Rio Grande da Serra aposta no turismo em meio à crise dos serviços básicos

Em meio a dificuldades financeiras, gestão de Akira Auriani prioriza plano turístico e empréstimo milionário

Crédito: (Divulgação/PMRGS)

Preocupações à vista para Rio Grande da Serra. É o que se pode vislumbrar diante do anúncio de mais um projeto turístico em uma cidade que ainda não consegue entregar serviços públicos básicos com eficiência.

É impossível não lembrar da história do rapaz que vive com a família em uma casa cheia de goteiras, piso quebrado, geladeira vazia, fossa transbordando, sofá rasgado e paredes sem pintura. Decidido a mudar de vida, ele vai ao banco, consegue um empréstimo — mesmo já enfrentando dificuldades para pagar as contas básicas — e, no caminho de volta para casa, entra na concessionária e compra um carro do ano.

Chega orgulhoso, estaciona o veículo na garagem com infiltrações, abre a geladeira vazia, pega uma garrafa de água e brinda à conquista. Agora endividado, toma um gole refrescante antes da próxima sede. A metáfora se encaixa com precisão na atual realidade administrativa do município.

Falta de identidade e vocação turística clara

Rio Grande da Serra enfrenta um problema estrutural de identidade e vocação econômica. A cidade se comporta como extensão periférica de Ribeirão Pires, já que seu centro de comércio, serviços e entretenimento está concentrado na cidade vizinha.

O projeto turístico apresentado pelo prefeito Akira Auriani parece uma colcha de retalhos: um pouco de natureza (o óbvio), um pouco de gastronomia (sem tradição consolidada), um pouco de aventura (em atrativos que sequer pertencem ao município) e até a proposta de uma “via expressa” com viaduto sobre a linha férrea.

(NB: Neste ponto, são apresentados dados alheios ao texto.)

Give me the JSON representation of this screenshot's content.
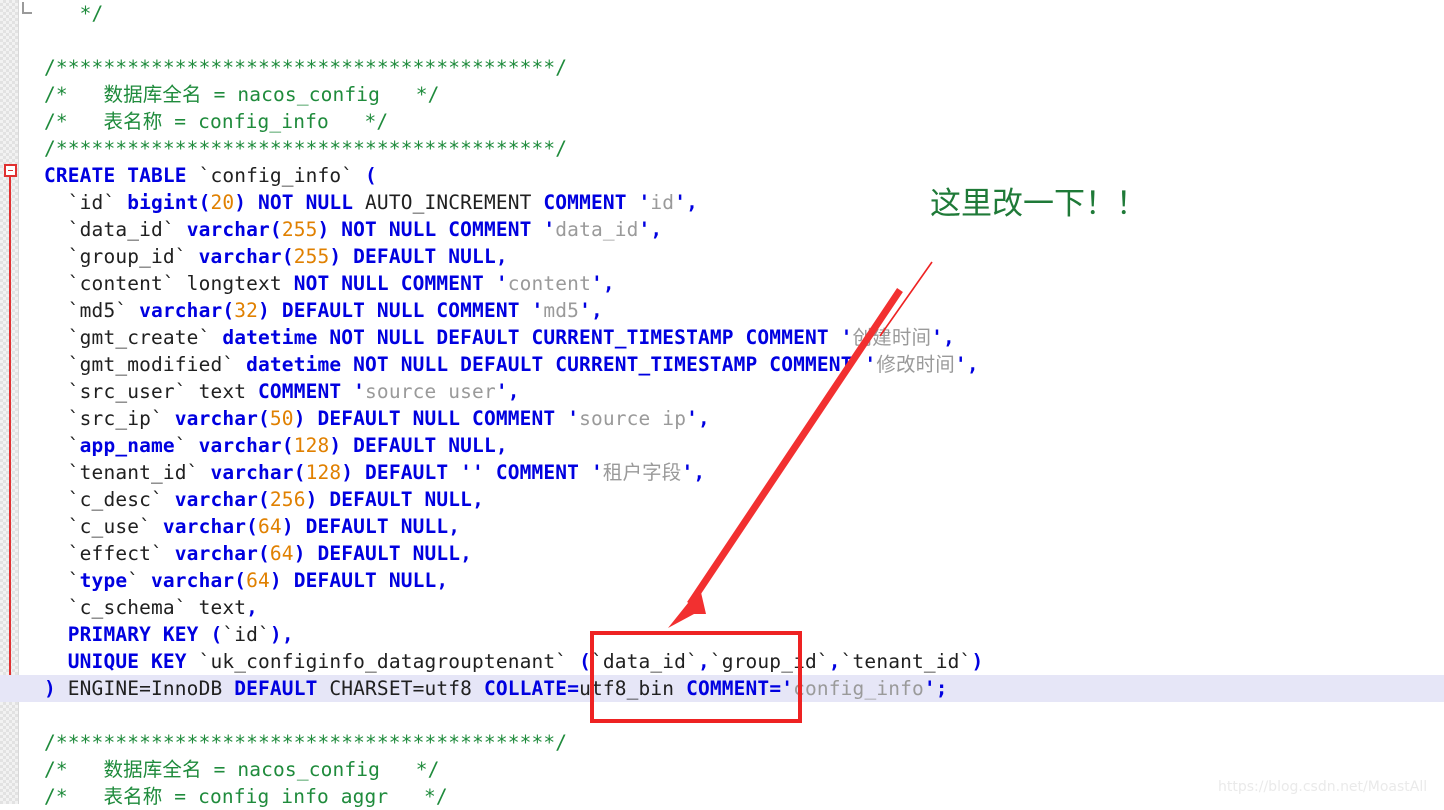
{
  "editor": {
    "language": "sql",
    "highlighted_line_index": 24,
    "colors": {
      "keyword": "#0000e0",
      "number": "#e08000",
      "string": "#9a9a9a",
      "comment": "#1f8b3c",
      "plain": "#202020",
      "current_line_background": "#e6e6f7",
      "gutter_background": "#f2f2f2",
      "fold_marker": "#e03030"
    },
    "lines": [
      {
        "indent": 1,
        "tokens": [
          {
            "t": " ",
            "c": "plain"
          },
          {
            "t": "*/",
            "c": "cmt"
          }
        ]
      },
      {
        "indent": 0,
        "tokens": []
      },
      {
        "indent": 0,
        "tokens": [
          {
            "t": "/******************************************/",
            "c": "cmt"
          }
        ]
      },
      {
        "indent": 0,
        "tokens": [
          {
            "t": "/*   数据库全名 = nacos_config   */",
            "c": "cmt"
          }
        ]
      },
      {
        "indent": 0,
        "tokens": [
          {
            "t": "/*   表名称 = config_info   */",
            "c": "cmt"
          }
        ]
      },
      {
        "indent": 0,
        "tokens": [
          {
            "t": "/******************************************/",
            "c": "cmt"
          }
        ]
      },
      {
        "indent": 0,
        "tokens": [
          {
            "t": "CREATE TABLE",
            "c": "kw"
          },
          {
            "t": " `config_info` ",
            "c": "plain"
          },
          {
            "t": "(",
            "c": "punct"
          }
        ]
      },
      {
        "indent": 1,
        "tokens": [
          {
            "t": "`id` ",
            "c": "plain"
          },
          {
            "t": "bigint",
            "c": "kw"
          },
          {
            "t": "(",
            "c": "punct"
          },
          {
            "t": "20",
            "c": "num"
          },
          {
            "t": ")",
            "c": "punct"
          },
          {
            "t": " ",
            "c": "plain"
          },
          {
            "t": "NOT NULL",
            "c": "kw"
          },
          {
            "t": " AUTO_INCREMENT ",
            "c": "plain"
          },
          {
            "t": "COMMENT",
            "c": "kw"
          },
          {
            "t": " ",
            "c": "plain"
          },
          {
            "t": "'",
            "c": "punct"
          },
          {
            "t": "id",
            "c": "str"
          },
          {
            "t": "'",
            "c": "punct"
          },
          {
            "t": ",",
            "c": "punct"
          }
        ]
      },
      {
        "indent": 1,
        "tokens": [
          {
            "t": "`data_id` ",
            "c": "plain"
          },
          {
            "t": "varchar",
            "c": "kw"
          },
          {
            "t": "(",
            "c": "punct"
          },
          {
            "t": "255",
            "c": "num"
          },
          {
            "t": ")",
            "c": "punct"
          },
          {
            "t": " ",
            "c": "plain"
          },
          {
            "t": "NOT NULL COMMENT",
            "c": "kw"
          },
          {
            "t": " ",
            "c": "plain"
          },
          {
            "t": "'",
            "c": "punct"
          },
          {
            "t": "data_id",
            "c": "str"
          },
          {
            "t": "'",
            "c": "punct"
          },
          {
            "t": ",",
            "c": "punct"
          }
        ]
      },
      {
        "indent": 1,
        "tokens": [
          {
            "t": "`group_id` ",
            "c": "plain"
          },
          {
            "t": "varchar",
            "c": "kw"
          },
          {
            "t": "(",
            "c": "punct"
          },
          {
            "t": "255",
            "c": "num"
          },
          {
            "t": ")",
            "c": "punct"
          },
          {
            "t": " ",
            "c": "plain"
          },
          {
            "t": "DEFAULT NULL",
            "c": "kw"
          },
          {
            "t": ",",
            "c": "punct"
          }
        ]
      },
      {
        "indent": 1,
        "tokens": [
          {
            "t": "`content` longtext ",
            "c": "plain"
          },
          {
            "t": "NOT NULL COMMENT",
            "c": "kw"
          },
          {
            "t": " ",
            "c": "plain"
          },
          {
            "t": "'",
            "c": "punct"
          },
          {
            "t": "content",
            "c": "str"
          },
          {
            "t": "'",
            "c": "punct"
          },
          {
            "t": ",",
            "c": "punct"
          }
        ]
      },
      {
        "indent": 1,
        "tokens": [
          {
            "t": "`md5` ",
            "c": "plain"
          },
          {
            "t": "varchar",
            "c": "kw"
          },
          {
            "t": "(",
            "c": "punct"
          },
          {
            "t": "32",
            "c": "num"
          },
          {
            "t": ")",
            "c": "punct"
          },
          {
            "t": " ",
            "c": "plain"
          },
          {
            "t": "DEFAULT NULL COMMENT",
            "c": "kw"
          },
          {
            "t": " ",
            "c": "plain"
          },
          {
            "t": "'",
            "c": "punct"
          },
          {
            "t": "md5",
            "c": "str"
          },
          {
            "t": "'",
            "c": "punct"
          },
          {
            "t": ",",
            "c": "punct"
          }
        ]
      },
      {
        "indent": 1,
        "tokens": [
          {
            "t": "`gmt_create` ",
            "c": "plain"
          },
          {
            "t": "datetime NOT NULL DEFAULT CURRENT_TIMESTAMP COMMENT",
            "c": "kw"
          },
          {
            "t": " ",
            "c": "plain"
          },
          {
            "t": "'",
            "c": "punct"
          },
          {
            "t": "创建时间",
            "c": "str"
          },
          {
            "t": "'",
            "c": "punct"
          },
          {
            "t": ",",
            "c": "punct"
          }
        ]
      },
      {
        "indent": 1,
        "tokens": [
          {
            "t": "`gmt_modified` ",
            "c": "plain"
          },
          {
            "t": "datetime NOT NULL DEFAULT CURRENT_TIMESTAMP COMMENT",
            "c": "kw"
          },
          {
            "t": " ",
            "c": "plain"
          },
          {
            "t": "'",
            "c": "punct"
          },
          {
            "t": "修改时间",
            "c": "str"
          },
          {
            "t": "'",
            "c": "punct"
          },
          {
            "t": ",",
            "c": "punct"
          }
        ]
      },
      {
        "indent": 1,
        "tokens": [
          {
            "t": "`src_user` text ",
            "c": "plain"
          },
          {
            "t": "COMMENT",
            "c": "kw"
          },
          {
            "t": " ",
            "c": "plain"
          },
          {
            "t": "'",
            "c": "punct"
          },
          {
            "t": "source user",
            "c": "str"
          },
          {
            "t": "'",
            "c": "punct"
          },
          {
            "t": ",",
            "c": "punct"
          }
        ]
      },
      {
        "indent": 1,
        "tokens": [
          {
            "t": "`src_ip` ",
            "c": "plain"
          },
          {
            "t": "varchar",
            "c": "kw"
          },
          {
            "t": "(",
            "c": "punct"
          },
          {
            "t": "50",
            "c": "num"
          },
          {
            "t": ")",
            "c": "punct"
          },
          {
            "t": " ",
            "c": "plain"
          },
          {
            "t": "DEFAULT NULL COMMENT",
            "c": "kw"
          },
          {
            "t": " ",
            "c": "plain"
          },
          {
            "t": "'",
            "c": "punct"
          },
          {
            "t": "source ip",
            "c": "str"
          },
          {
            "t": "'",
            "c": "punct"
          },
          {
            "t": ",",
            "c": "punct"
          }
        ]
      },
      {
        "indent": 1,
        "tokens": [
          {
            "t": "`",
            "c": "plain"
          },
          {
            "t": "app_name",
            "c": "kw"
          },
          {
            "t": "` ",
            "c": "plain"
          },
          {
            "t": "varchar",
            "c": "kw"
          },
          {
            "t": "(",
            "c": "punct"
          },
          {
            "t": "128",
            "c": "num"
          },
          {
            "t": ")",
            "c": "punct"
          },
          {
            "t": " ",
            "c": "plain"
          },
          {
            "t": "DEFAULT NULL",
            "c": "kw"
          },
          {
            "t": ",",
            "c": "punct"
          }
        ]
      },
      {
        "indent": 1,
        "tokens": [
          {
            "t": "`tenant_id` ",
            "c": "plain"
          },
          {
            "t": "varchar",
            "c": "kw"
          },
          {
            "t": "(",
            "c": "punct"
          },
          {
            "t": "128",
            "c": "num"
          },
          {
            "t": ")",
            "c": "punct"
          },
          {
            "t": " ",
            "c": "plain"
          },
          {
            "t": "DEFAULT",
            "c": "kw"
          },
          {
            "t": " ",
            "c": "plain"
          },
          {
            "t": "''",
            "c": "punct"
          },
          {
            "t": " ",
            "c": "plain"
          },
          {
            "t": "COMMENT",
            "c": "kw"
          },
          {
            "t": " ",
            "c": "plain"
          },
          {
            "t": "'",
            "c": "punct"
          },
          {
            "t": "租户字段",
            "c": "str"
          },
          {
            "t": "'",
            "c": "punct"
          },
          {
            "t": ",",
            "c": "punct"
          }
        ]
      },
      {
        "indent": 1,
        "tokens": [
          {
            "t": "`c_desc` ",
            "c": "plain"
          },
          {
            "t": "varchar",
            "c": "kw"
          },
          {
            "t": "(",
            "c": "punct"
          },
          {
            "t": "256",
            "c": "num"
          },
          {
            "t": ")",
            "c": "punct"
          },
          {
            "t": " ",
            "c": "plain"
          },
          {
            "t": "DEFAULT NULL",
            "c": "kw"
          },
          {
            "t": ",",
            "c": "punct"
          }
        ]
      },
      {
        "indent": 1,
        "tokens": [
          {
            "t": "`c_use` ",
            "c": "plain"
          },
          {
            "t": "varchar",
            "c": "kw"
          },
          {
            "t": "(",
            "c": "punct"
          },
          {
            "t": "64",
            "c": "num"
          },
          {
            "t": ")",
            "c": "punct"
          },
          {
            "t": " ",
            "c": "plain"
          },
          {
            "t": "DEFAULT NULL",
            "c": "kw"
          },
          {
            "t": ",",
            "c": "punct"
          }
        ]
      },
      {
        "indent": 1,
        "tokens": [
          {
            "t": "`effect` ",
            "c": "plain"
          },
          {
            "t": "varchar",
            "c": "kw"
          },
          {
            "t": "(",
            "c": "punct"
          },
          {
            "t": "64",
            "c": "num"
          },
          {
            "t": ")",
            "c": "punct"
          },
          {
            "t": " ",
            "c": "plain"
          },
          {
            "t": "DEFAULT NULL",
            "c": "kw"
          },
          {
            "t": ",",
            "c": "punct"
          }
        ]
      },
      {
        "indent": 1,
        "tokens": [
          {
            "t": "`",
            "c": "plain"
          },
          {
            "t": "type",
            "c": "kw"
          },
          {
            "t": "` ",
            "c": "plain"
          },
          {
            "t": "varchar",
            "c": "kw"
          },
          {
            "t": "(",
            "c": "punct"
          },
          {
            "t": "64",
            "c": "num"
          },
          {
            "t": ")",
            "c": "punct"
          },
          {
            "t": " ",
            "c": "plain"
          },
          {
            "t": "DEFAULT NULL",
            "c": "kw"
          },
          {
            "t": ",",
            "c": "punct"
          }
        ]
      },
      {
        "indent": 1,
        "tokens": [
          {
            "t": "`c_schema` text",
            "c": "plain"
          },
          {
            "t": ",",
            "c": "punct"
          }
        ]
      },
      {
        "indent": 1,
        "tokens": [
          {
            "t": "PRIMARY KEY",
            "c": "kw"
          },
          {
            "t": " ",
            "c": "plain"
          },
          {
            "t": "(",
            "c": "punct"
          },
          {
            "t": "`id`",
            "c": "plain"
          },
          {
            "t": ")",
            "c": "punct"
          },
          {
            "t": ",",
            "c": "punct"
          }
        ]
      },
      {
        "indent": 1,
        "tokens": [
          {
            "t": "UNIQUE KEY",
            "c": "kw"
          },
          {
            "t": " `uk_configinfo_datagrouptenant` ",
            "c": "plain"
          },
          {
            "t": "(",
            "c": "punct"
          },
          {
            "t": "`data_id`",
            "c": "plain"
          },
          {
            "t": ",",
            "c": "punct"
          },
          {
            "t": "`group_id`",
            "c": "plain"
          },
          {
            "t": ",",
            "c": "punct"
          },
          {
            "t": "`tenant_id`",
            "c": "plain"
          },
          {
            "t": ")",
            "c": "punct"
          }
        ]
      },
      {
        "indent": 0,
        "highlight": true,
        "tokens": [
          {
            "t": ")",
            "c": "punct"
          },
          {
            "t": " ENGINE=InnoDB ",
            "c": "plain"
          },
          {
            "t": "DEFAULT",
            "c": "kw"
          },
          {
            "t": " CHARSET=utf8 ",
            "c": "plain"
          },
          {
            "t": "COLLATE",
            "c": "kw"
          },
          {
            "t": "=",
            "c": "punct"
          },
          {
            "t": "utf8_bin ",
            "c": "plain"
          },
          {
            "t": "COMMENT",
            "c": "kw"
          },
          {
            "t": "=",
            "c": "punct"
          },
          {
            "t": "'",
            "c": "punct"
          },
          {
            "t": "config_info",
            "c": "str"
          },
          {
            "t": "'",
            "c": "punct"
          },
          {
            "t": ";",
            "c": "punct"
          }
        ]
      },
      {
        "indent": 0,
        "tokens": []
      },
      {
        "indent": 0,
        "tokens": [
          {
            "t": "/******************************************/",
            "c": "cmt"
          }
        ]
      },
      {
        "indent": 0,
        "tokens": [
          {
            "t": "/*   数据库全名 = nacos_config   */",
            "c": "cmt"
          }
        ]
      },
      {
        "indent": 0,
        "tokens": [
          {
            "t": "/*   表名称 = config info aggr   */",
            "c": "cmt"
          }
        ]
      }
    ]
  },
  "annotations": {
    "note_text": "这里改一下！！",
    "note_color": "#1f7a38",
    "arrow_color": "#ee2222",
    "rect_color": "#ee2222"
  },
  "watermark": {
    "text": "https://blog.csdn.net/MoastAll"
  }
}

Mas surge a pergunta técnica: qual é a justificativa do viaduto?

O principal gargalo de trânsito da cidade ocorre na cancela da estação ferroviária. Com a mudança da estação para o novo terminal rodoviário em construção, a tendência é que o fluxo naquele ponto diminua drasticamente, já que o volume de veículos é baixo e o bloqueio na cancela praticamente deixará de existir.
Ou seja, projeta-se um viaduto para um trânsito que deixará de existir.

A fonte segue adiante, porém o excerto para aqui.